Anne-Claire Coudray dans le village lors des internationaux de tennis de Roland Garros à Paris, le 3 juin 2019.

Interrogée par TV Grandes Chaînes, samedi 7 novembre 2020, la présentatrice des journaux télévisés du week-end s'est exprimée sur sa popularité et cette période pandémique.

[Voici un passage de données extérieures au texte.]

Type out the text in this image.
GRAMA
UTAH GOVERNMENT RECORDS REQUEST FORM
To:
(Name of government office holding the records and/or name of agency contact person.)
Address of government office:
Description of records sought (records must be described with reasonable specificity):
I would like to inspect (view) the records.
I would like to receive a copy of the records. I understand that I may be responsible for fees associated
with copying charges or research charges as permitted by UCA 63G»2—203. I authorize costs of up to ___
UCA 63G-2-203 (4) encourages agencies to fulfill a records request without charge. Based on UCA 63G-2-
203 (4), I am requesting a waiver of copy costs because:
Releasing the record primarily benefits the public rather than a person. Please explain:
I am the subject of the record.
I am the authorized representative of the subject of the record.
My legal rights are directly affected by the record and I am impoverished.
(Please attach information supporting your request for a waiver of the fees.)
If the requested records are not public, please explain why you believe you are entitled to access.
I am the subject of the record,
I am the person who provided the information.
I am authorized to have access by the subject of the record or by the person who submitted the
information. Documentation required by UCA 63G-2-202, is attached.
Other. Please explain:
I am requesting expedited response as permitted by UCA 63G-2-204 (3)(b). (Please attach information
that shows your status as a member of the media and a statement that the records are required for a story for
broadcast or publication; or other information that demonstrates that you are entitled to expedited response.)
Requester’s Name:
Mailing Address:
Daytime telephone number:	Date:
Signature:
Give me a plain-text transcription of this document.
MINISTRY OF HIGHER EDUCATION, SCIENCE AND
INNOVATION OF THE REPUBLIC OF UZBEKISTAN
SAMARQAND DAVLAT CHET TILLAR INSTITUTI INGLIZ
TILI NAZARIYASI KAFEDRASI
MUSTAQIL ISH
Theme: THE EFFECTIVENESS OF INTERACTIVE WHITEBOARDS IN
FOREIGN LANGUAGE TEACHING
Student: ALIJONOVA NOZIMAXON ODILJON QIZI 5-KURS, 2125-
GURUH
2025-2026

Chaque week-end sur le plateau du JT, Anne-Claire Coudray et ses yeux verts hypnotisent des millions de téléspectateurs venus s'enquérir de l'actualité fraîche. Depuis cinq ans, l'élancée quadragénaire occupe ce poste ô combien convoité. Sa popularité, encore récente par rapport à son confrère Gilles Bouleau et la vedette sur le départ Jean-Pierre Pernaut, lui convient à merveille puisqu'elle assure dans les colonnes de TV Grandes chaînes être restée tout à fait "normale". Le melon, ce n'est pas pour elle. Elle préfère se considérer comme une personne lambda tout en conservant un lien de proximité avec les Français : "J'ai un côté caméléon et j'aime parler à tout le monde. Quand je suis arrivée au JT, j'avais 38 ans et une vie de journaliste de terrain derrière moi. Je ne me voyais pas être une star dans une tour d'ivoire. Je suis proche des gens. Quand je suis au supermarché, il arrive souvent que l'on m'aborde pour parler de l'actualité avec moi. J'adore ça !".

"Un ton rassurant"

La présentatrice est toutefois bien consciente du rôle qu'elle joue auprès du public en ces temps difficiles : "Les Français sont coincés chez eux et regardent beaucoup la télé, les JT sont des refuges. On reçoit beaucoup de messages de gens qui nous disent : 'Vous avez un ton rassurant'. Contrairement aux réseaux sociaux, on n'est pas dans le scandale permanent, ni dans le débat agressif. On essaie de donner des clés et d'expliquer l'évolution de l'épidémie. Car quand quelque chose est angoissant, il faut s'en emparer". Anne-Claire Coudray se dit elle-même attristée "de voir cette société où tout le monde a peur de tout le monde et se demande qui va le contaminer" qui l'empêche notamment de voir sa grand-mère de 93 ans, isolée en Bretagne.